For those who do not have insurance or whose insurance does not cover HIV treatment and otherwise cannot afford treatment, the federal “AIDS Drug Assistance Program” (ADAP),”administrated by state health departments to help those with HIV access treatment, may be an option for you. Talk with your health care provider about this option, or check with the ADAP in your state to see if you are eligible. AIDS service organizations in your area can also assist with ADAP and other drug assistance options.
Individual pharmaceutical company Patient Assistance Programs offer another avenue for financial support. In an effort to streamline the process for patients, the U.S. Department of Health and Human Services has partnered with seven industry partners to establish a single application form for HIV patient assistance programs.
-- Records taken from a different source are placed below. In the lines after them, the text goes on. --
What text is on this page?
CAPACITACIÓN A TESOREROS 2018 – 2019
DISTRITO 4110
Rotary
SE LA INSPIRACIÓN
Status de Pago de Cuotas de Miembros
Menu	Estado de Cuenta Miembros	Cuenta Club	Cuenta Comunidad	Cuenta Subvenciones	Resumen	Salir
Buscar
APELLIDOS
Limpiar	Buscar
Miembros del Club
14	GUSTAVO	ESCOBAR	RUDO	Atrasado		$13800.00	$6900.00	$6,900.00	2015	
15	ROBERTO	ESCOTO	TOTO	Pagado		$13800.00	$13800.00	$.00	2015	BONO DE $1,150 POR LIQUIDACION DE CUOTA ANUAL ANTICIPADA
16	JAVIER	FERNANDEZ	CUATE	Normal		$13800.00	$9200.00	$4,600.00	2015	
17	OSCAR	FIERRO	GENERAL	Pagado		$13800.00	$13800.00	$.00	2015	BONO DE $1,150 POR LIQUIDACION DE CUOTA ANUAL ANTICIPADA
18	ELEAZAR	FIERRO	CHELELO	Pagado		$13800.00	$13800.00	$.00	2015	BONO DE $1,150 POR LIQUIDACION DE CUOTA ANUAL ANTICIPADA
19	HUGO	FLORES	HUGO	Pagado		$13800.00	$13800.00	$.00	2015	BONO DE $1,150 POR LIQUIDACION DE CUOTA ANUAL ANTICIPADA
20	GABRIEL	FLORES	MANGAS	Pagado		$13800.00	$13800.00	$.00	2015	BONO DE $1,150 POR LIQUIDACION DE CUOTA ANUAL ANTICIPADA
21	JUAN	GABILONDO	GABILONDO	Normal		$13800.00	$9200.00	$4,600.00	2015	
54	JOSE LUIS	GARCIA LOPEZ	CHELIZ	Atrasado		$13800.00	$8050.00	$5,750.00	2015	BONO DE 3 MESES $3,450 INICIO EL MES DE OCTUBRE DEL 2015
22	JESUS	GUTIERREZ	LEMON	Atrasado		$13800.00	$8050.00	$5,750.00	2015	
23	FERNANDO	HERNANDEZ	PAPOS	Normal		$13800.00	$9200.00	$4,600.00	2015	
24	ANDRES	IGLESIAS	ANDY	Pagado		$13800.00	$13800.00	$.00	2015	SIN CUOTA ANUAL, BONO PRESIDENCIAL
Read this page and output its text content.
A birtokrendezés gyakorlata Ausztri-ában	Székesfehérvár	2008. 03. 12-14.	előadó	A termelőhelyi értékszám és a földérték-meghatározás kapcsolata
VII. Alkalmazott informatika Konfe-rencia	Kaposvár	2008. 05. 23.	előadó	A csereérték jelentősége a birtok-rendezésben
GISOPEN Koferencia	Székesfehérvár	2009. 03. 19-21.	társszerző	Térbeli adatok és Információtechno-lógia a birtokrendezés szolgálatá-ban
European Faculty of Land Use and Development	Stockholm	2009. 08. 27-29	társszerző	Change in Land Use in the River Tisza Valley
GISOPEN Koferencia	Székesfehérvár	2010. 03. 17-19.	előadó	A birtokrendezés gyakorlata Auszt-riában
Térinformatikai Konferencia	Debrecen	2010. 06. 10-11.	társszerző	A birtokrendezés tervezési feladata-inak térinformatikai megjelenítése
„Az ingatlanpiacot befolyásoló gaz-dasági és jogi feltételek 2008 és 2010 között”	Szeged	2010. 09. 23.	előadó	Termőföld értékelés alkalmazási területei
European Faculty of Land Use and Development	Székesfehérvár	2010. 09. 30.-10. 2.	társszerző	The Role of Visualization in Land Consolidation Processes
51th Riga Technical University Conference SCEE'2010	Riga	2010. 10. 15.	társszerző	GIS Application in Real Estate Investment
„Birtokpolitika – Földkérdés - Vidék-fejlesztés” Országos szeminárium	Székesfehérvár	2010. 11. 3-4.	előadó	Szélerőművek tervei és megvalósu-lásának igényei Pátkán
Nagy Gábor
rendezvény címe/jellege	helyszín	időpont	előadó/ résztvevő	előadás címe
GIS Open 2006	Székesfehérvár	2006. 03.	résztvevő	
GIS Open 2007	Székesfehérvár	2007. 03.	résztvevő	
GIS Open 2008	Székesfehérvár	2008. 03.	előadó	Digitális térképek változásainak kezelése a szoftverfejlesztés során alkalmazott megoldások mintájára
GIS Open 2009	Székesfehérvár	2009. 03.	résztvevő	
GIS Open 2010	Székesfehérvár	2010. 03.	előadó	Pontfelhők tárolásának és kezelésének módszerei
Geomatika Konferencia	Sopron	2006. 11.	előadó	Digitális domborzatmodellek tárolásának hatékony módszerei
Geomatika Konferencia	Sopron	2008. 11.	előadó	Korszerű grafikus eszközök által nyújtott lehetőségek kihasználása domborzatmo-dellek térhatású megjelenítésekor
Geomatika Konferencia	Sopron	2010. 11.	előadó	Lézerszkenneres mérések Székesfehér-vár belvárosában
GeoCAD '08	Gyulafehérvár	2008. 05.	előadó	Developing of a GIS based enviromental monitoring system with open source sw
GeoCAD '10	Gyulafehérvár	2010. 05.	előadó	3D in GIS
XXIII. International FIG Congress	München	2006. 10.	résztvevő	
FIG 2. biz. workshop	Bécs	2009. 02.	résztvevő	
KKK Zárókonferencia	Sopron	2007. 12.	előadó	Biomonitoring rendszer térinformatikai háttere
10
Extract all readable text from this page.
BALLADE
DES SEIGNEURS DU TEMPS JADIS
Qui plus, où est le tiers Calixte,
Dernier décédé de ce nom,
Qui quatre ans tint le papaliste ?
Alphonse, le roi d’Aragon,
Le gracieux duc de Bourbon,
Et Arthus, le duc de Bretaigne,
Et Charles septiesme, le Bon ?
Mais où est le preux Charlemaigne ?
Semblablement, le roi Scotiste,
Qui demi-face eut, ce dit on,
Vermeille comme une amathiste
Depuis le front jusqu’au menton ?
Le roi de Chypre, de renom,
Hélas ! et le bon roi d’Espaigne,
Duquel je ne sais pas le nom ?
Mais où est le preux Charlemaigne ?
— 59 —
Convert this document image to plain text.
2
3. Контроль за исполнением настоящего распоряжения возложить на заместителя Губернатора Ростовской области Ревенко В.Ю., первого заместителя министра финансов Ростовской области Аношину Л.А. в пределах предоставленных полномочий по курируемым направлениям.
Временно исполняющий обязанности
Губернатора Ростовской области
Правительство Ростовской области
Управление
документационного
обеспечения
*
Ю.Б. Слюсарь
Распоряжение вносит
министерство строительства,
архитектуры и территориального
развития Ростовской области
The form acts as a “one-stop shop,” allowing patients to use one form to apply for multiple patient assistance programs that together provide an entire course of antiretroviral therapy.The application can be found here.
Many health care providers today recommend that HIV-positive patients remain on treatment even when their viral load, the amount of virus in the bloodstream, is low. Some patients get big rebounds in viral load when they stop their medication, and others develop resistance to certain medications if they aren’t taken consistently. Research has also shown people who begin medication early, and take their medication regularly, reduce the risk of transmitting HIV to a sexual partner by as much as 96 percent. Decisions about treatment should be made in consultation with your physician.